Click for enlargement

Thursday August 16th, 2007

Why do artists paint? (500 words)

I just received a long letter (a real letter written on paper!) written by the artist Robert Blair Porter (www.robertblairporter.com) sent from an island on lake Huron in Canada, where Manitou is God & landscape artists find infinite inspiration in the cold, rugged & singular beauty of the place. 

As usual he writes with interesting ideas which I am going to pick from his letter & organise partly in my own words though I will write in the first person singular:

Apparently many film critics, whose main talent is writing words, prefer critiquing the screen play to the amalgamation of sounds & images of the final product. This made me think how the same phenomenon might well be true for art critics; these critics would naturally prefer paintings that can be described, validated & interpreted in words than those that don’t lend themselves so easily to the task. The painting itself, however, is already an interpretation of an idea, theme or scene & can only be diminished by re-interpretation into words. The true worth of a painting cannot be expressed in words but rather by the reaction of the viewer, itself indescribable, when faced with the work.

Perhaps the more compelling question lies not in the describing of what we paint but rather, defining the why. Undoubtedly a query of some concern shared at one time or another by all painters. “We can take most seriously the things we care most about only if we think that what makes them worth caring about goes beyond the mere fact that we care about them.” In other words: if a scientist wants to discover the truth about some natural process he might invest large sums of time & mental effort in doing so but the fact the truth matters to him personally would not be enough motivation without the belief that the truth, simply, matters; it has an independent value that transcends the personal. Otherwise it would be easier to change our tastes & stop caring about whether the answer is ‘right’.

Substitute painter for scientist & art for truth & one comes to the realisation that in order to expend the great deal of time & effort it takes to produce paintings that forever elude the burning perfection of the inner vision, the artist must believe there is a transcendent value to the effort.

William H Gass said: “There are few vocations that are so uncalled for by the world, so un-remunerative by any ordinary standards, so inherently difficult, so undefined, that to choose them suggests more lies behind the choice than a little encouraging talent & a few romantic ideals. Such a vocation requires the mobilisation of the entire personality- each weakness as well as every strength, each quirk as well as every normality.”

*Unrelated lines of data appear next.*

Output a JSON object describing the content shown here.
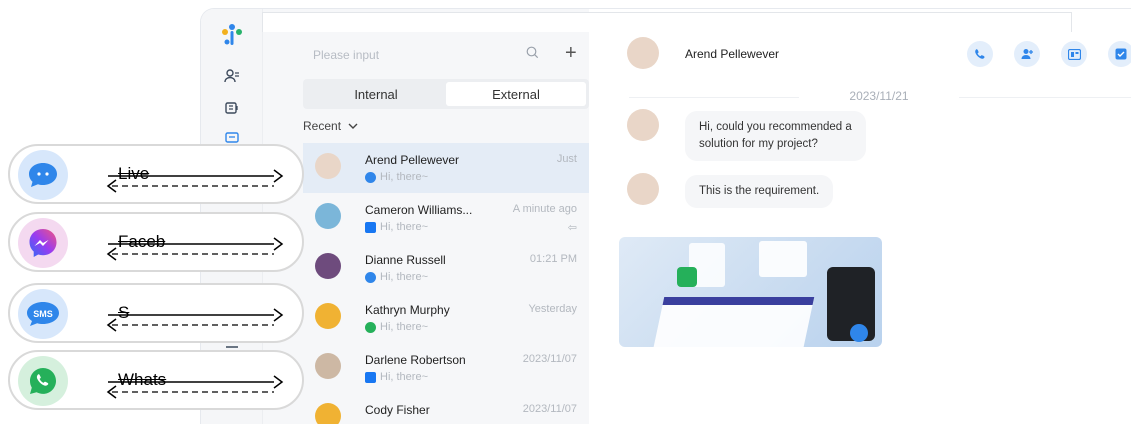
{
  "search": {
    "placeholder": "Please input"
  },
  "tabs": {
    "internal": "Internal",
    "external": "External"
  },
  "recent_label": "Recent",
  "conversations": [
    {
      "name": "Arend Pellewever",
      "time": "Just",
      "preview": "Hi,  there~",
      "channel": "livechat"
    },
    {
      "name": "Cameron Williams...",
      "time": "A minute ago",
      "preview": "Hi,  there~",
      "channel": "facebook"
    },
    {
      "name": "Dianne Russell",
      "time": "01:21 PM",
      "preview": "Hi,  there~",
      "channel": "sms"
    },
    {
      "name": "Kathryn Murphy",
      "time": "Yesterday",
      "preview": "Hi,  there~",
      "channel": "whatsapp"
    },
    {
      "name": "Darlene Robertson",
      "time": "2023/11/07",
      "preview": "Hi,  there~",
      "channel": "facebook"
    },
    {
      "name": "Cody Fisher",
      "time": "2023/11/07",
      "preview": "",
      "channel": "livechat"
    }
  ],
  "chat": {
    "contact_name": "Arend Pellewever",
    "date": "2023/11/21",
    "messages": [
      {
        "text_line1": "Hi, could you recommended a",
        "text_line2": "solution for my project?"
      },
      {
        "text": "This is the requirement."
      }
    ]
  },
  "badges": [
    {
      "label": "Live",
      "icon": "livechat-icon",
      "color": "#2f86ea"
    },
    {
      "label": "Faceb",
      "icon": "messenger-icon",
      "color": "#7b4ff0"
    },
    {
      "label": "S",
      "icon": "sms-icon",
      "color": "#2f86ea"
    },
    {
      "label": "Whats",
      "icon": "whatsapp-icon",
      "color": "#25b05a"
    }
  ],
  "colors": {
    "accent": "#2f86ea",
    "selected_row": "#e4ecf6"
  }
}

Like Nietzsche when asked why, if he truly believed in his own existentialist philosophy, did he bother writing? His answer: “Because I could not, not write.” Is akin to ours: why do we artists paint? Because we must…


Tuesday August 1st, 2007

A Monk's Funeral

Burning pyre

The cremation of an important monk in Northern Thailand's Chiang Mai. To see
more (including a 10 minute video) click on the picture.


Monday June 17th, 2007

Pet theory. (255 words)

If there are any zoologists, behavioural psychologists, evolutionary biologists or whichever discipline it is that deals with these questions- out there, I would be interested in some feedback on the pet theory I am about to expound.  It seems to me
that in the domain of animals living in nature, no one animal ever gets run over by another. 

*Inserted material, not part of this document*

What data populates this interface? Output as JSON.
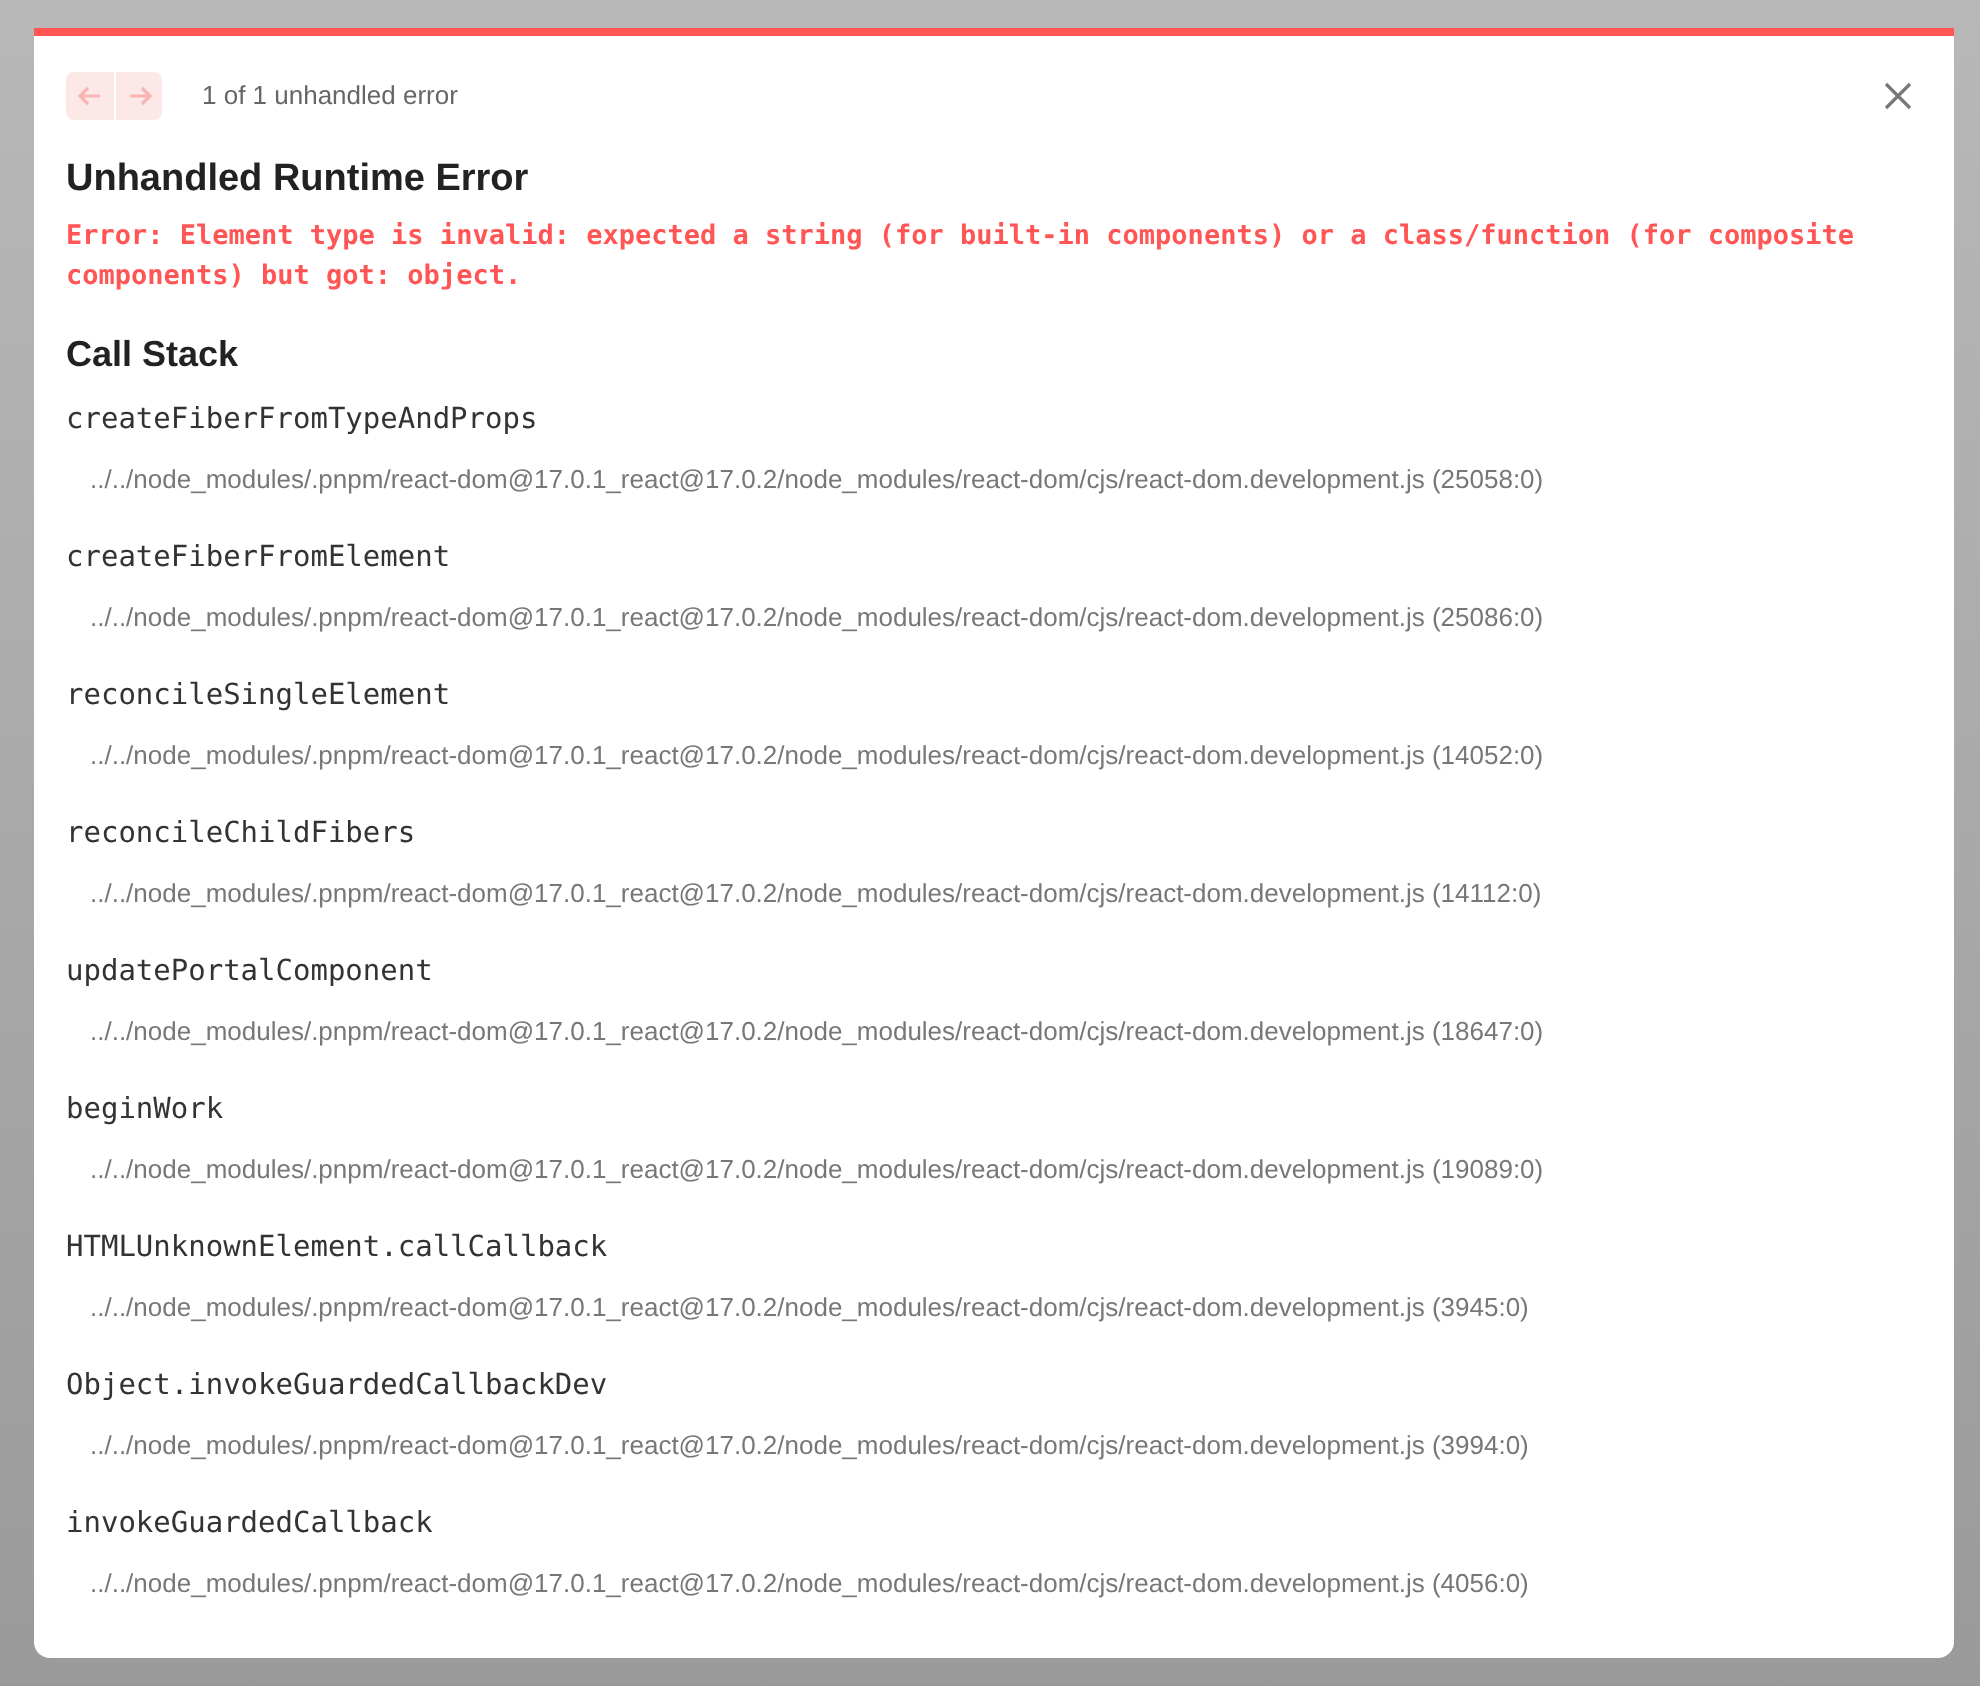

An elephant may step on an insect that isn’t fast enough to avoid it or is too small to be aware of the macrocosm that surrounds it but I doubt even an animal as small as a mouse would be foolish enough not to get out of the way of an elephant it can see is running in his direction. 

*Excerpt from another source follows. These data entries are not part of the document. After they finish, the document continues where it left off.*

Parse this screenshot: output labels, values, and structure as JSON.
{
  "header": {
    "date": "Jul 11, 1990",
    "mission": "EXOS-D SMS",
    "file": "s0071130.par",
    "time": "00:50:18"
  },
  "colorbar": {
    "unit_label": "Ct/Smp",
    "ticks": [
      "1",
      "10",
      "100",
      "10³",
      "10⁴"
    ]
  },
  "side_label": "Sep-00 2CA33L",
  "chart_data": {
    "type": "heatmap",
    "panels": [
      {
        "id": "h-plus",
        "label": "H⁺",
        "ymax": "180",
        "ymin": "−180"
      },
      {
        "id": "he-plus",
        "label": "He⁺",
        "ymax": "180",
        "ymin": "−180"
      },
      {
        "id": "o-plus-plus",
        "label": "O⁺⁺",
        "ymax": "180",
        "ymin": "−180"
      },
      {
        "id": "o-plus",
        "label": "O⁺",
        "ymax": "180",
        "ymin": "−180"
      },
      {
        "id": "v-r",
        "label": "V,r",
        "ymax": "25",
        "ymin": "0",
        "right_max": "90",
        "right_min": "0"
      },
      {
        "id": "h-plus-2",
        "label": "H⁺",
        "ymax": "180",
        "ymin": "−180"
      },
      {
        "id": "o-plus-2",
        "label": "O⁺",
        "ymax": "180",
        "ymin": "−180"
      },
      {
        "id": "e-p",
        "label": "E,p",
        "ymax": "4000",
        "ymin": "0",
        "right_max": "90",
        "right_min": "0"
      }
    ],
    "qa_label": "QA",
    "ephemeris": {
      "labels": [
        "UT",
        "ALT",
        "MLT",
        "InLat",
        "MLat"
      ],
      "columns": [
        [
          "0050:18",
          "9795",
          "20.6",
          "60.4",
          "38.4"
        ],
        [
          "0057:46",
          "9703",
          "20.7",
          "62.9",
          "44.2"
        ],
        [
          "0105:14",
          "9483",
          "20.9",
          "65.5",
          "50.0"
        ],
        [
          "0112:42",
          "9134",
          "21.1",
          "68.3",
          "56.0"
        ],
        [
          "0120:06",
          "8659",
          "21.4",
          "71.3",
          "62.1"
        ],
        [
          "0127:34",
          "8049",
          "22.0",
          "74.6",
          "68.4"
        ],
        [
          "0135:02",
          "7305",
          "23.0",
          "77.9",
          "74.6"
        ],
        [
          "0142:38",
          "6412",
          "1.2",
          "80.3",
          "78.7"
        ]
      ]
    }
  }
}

So why is a dog perfectly capable of stepping casually in front of a car it can clearly see is moving in a straight line toward him? My theory is that it is all in the eyes. 

Though a dog has the reasoning power (I have read a smart dog like the collie, has an IQ equivalent to a three year old human child) to see the car moving toward him & recognise the direction it is moving in, I think the difference in his being able to judge its eventual trajectory when compared to say, a charging bison, is the car’s lack of eyes.  I suppose this theory could be tested by attaching a facsimile of eyes to the front of a car & calling a dog to cross in front of it!


Ms Jamie Sue Austin writes:

I believe there is some merit to your pet theory.  Though it may not rely entirely on the eyes but on a discernible facial structure.  A car lacks any impression of a face.  Animals are remarkably receptive to facial cues and body language, even across species.

And on another topic we spoke of in our e-mails she makes the lovely statement: "If I were not a heathen I would say that god is what twists in the pit of the stomach when we turn a blind eye to the suffering of others."

Thanks' Jamie Sue, that's great stuff!

Thursday June 7th, 2007

De Sica's The Bicycle Thieves

I am a great lover of great cinema; indeed I am one of those people who wholeheartedly accept the best of Fellini, Kurosawa, Rossellini, Wertmüller, Truffaut, Buñuel, Welles et. al. as the seventh art form.  There are moments that can be captured by great directors, actors & even the least appreciated but often crucial: editor, like the evocative but fleeting look between two people that goes beyond the range of literature or even theatre. 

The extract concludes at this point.